64-year-old male for L4 laminectomy. Cancelled in anaesthetic bay 3/12 ago with SpO2 85% and HCO3 37
Background
- Lower limb neurology due to spinal canal stenosis
- OSA/OHS – New diagnosis after last attempted surgery
- Now on BiPAP (IPAP 18, EPAP 10, backup RR 10), daytime SpO2 improved to ~90%, ESS reduced
- Obesity BMI 44
- Distant ex-smoker, nil COPD
- Mild asthma, distant puffer use.
- HTN
- AMI 2014, medical mx, now discharged from cardiologist care
Issues
- unoptimised OHS?
- ABG in clinic – PaCO2 55, PaO2 63, HCO3 30
Discussion
- Should procedure be postponed?
- Significant lower limb neurology, neurogenic claudication, and numbness
- Possible optimisation
- May require O2 addition to BiPAP to further stimulate respiratory drive (although recent overnight oximetry shows SpO2 ~90% on average).
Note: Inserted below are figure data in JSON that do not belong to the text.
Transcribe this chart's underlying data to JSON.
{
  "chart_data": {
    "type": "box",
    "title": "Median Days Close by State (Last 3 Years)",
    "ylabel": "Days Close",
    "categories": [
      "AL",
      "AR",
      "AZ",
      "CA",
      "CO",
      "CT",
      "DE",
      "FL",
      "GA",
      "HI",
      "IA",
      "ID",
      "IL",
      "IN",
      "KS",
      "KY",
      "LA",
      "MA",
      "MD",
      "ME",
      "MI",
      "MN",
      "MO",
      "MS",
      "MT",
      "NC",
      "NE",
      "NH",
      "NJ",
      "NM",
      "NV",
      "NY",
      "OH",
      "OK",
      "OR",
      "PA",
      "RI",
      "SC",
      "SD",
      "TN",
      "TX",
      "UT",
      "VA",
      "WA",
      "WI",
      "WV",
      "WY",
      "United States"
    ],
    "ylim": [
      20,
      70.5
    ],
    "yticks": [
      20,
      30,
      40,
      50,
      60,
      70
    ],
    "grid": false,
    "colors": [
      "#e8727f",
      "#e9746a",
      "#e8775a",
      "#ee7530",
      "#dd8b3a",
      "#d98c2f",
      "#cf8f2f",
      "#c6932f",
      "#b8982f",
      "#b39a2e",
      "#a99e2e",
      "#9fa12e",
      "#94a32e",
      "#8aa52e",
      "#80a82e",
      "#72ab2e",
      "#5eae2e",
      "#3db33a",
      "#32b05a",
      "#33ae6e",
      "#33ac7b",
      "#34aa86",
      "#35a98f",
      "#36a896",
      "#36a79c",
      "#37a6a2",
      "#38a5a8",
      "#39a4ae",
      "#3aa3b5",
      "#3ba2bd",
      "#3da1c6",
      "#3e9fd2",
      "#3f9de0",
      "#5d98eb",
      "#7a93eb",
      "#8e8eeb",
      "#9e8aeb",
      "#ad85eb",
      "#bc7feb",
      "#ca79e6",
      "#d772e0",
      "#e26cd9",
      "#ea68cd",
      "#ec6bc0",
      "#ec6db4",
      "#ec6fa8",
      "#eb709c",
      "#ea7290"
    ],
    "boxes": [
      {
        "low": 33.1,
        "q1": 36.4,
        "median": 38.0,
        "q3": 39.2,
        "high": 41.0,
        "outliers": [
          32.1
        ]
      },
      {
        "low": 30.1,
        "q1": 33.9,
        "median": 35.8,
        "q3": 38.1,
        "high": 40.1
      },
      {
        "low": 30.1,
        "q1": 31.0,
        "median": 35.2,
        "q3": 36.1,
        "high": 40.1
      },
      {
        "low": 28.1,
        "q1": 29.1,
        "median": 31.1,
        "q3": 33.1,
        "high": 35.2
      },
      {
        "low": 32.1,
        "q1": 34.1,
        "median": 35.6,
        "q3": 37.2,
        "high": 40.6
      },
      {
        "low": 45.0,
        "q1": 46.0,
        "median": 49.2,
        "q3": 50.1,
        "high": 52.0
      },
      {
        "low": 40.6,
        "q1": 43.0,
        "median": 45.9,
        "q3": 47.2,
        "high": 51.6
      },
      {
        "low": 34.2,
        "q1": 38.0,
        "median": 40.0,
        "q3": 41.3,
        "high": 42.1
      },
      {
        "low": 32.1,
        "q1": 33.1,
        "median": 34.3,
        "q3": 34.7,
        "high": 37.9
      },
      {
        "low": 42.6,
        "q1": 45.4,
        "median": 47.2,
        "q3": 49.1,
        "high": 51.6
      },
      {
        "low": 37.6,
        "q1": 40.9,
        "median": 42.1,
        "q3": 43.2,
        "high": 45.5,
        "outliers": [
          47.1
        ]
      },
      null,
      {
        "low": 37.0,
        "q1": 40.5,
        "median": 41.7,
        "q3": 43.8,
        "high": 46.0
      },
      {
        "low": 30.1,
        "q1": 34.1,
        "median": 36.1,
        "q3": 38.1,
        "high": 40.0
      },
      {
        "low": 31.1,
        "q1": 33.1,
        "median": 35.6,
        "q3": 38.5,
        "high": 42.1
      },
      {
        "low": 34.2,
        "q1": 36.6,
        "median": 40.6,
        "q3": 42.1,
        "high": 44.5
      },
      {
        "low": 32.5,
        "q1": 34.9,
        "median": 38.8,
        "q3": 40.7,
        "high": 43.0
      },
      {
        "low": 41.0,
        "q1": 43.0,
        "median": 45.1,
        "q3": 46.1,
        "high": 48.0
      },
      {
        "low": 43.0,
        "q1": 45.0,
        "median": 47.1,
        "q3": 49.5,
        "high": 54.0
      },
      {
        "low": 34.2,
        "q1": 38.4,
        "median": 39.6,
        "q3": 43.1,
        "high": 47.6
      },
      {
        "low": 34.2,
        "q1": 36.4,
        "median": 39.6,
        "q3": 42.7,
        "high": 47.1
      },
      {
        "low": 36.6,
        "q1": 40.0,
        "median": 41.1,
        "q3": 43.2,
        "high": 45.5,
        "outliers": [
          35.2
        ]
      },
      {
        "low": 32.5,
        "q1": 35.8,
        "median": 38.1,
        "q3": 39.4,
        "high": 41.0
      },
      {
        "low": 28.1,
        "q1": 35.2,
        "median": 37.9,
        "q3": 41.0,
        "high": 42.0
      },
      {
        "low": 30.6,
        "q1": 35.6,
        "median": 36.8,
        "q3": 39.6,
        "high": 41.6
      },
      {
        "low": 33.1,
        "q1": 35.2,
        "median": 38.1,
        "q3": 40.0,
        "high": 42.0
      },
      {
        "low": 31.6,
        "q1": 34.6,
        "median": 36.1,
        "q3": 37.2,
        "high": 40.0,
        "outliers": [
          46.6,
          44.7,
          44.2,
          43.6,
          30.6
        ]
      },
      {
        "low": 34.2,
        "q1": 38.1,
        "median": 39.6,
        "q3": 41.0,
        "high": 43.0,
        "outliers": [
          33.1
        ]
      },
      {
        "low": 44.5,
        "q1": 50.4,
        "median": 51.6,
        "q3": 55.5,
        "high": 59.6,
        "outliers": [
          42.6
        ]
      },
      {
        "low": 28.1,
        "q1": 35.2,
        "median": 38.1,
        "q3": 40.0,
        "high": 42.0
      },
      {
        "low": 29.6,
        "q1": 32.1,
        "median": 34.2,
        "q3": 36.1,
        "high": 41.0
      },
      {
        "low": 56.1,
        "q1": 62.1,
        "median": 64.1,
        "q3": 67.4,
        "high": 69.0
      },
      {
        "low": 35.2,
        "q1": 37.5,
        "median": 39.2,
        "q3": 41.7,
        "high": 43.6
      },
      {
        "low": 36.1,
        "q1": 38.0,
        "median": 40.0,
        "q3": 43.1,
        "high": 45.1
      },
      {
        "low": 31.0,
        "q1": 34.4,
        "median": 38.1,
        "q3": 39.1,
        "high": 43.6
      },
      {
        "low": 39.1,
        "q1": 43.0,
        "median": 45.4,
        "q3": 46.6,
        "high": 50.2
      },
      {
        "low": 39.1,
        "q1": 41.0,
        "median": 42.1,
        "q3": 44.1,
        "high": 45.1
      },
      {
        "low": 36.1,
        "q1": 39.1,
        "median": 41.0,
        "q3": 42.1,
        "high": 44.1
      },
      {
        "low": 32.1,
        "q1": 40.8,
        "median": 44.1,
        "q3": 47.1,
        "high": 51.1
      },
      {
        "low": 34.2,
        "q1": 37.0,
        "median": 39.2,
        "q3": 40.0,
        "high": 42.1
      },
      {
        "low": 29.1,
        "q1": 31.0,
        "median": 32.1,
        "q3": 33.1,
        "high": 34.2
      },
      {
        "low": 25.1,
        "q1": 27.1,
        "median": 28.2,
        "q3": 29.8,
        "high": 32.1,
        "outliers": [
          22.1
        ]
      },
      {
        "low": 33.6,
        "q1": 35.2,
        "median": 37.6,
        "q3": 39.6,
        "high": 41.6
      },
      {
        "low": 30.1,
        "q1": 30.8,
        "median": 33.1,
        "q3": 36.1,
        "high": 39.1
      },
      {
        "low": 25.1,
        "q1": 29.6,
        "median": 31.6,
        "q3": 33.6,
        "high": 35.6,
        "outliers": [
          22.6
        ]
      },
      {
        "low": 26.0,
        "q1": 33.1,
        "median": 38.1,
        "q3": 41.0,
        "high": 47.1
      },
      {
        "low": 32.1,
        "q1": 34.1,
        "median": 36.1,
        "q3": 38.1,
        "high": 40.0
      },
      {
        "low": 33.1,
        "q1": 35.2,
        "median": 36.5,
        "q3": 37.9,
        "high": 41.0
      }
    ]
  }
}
- Consultation and further adjustment of BiPAP may be possible while inpatient post-operatively
- TTE to assess for cor-pulmonale due to OHS (difficult to assess due to limited mobility due to lower limb neurology, obesity, and chronic lower limb oedema).
Plan
- TTE
- Proceed with OT
- Respiratory AT agrees with plan to proceed and asked to be notified on admission so that they can provide input postop.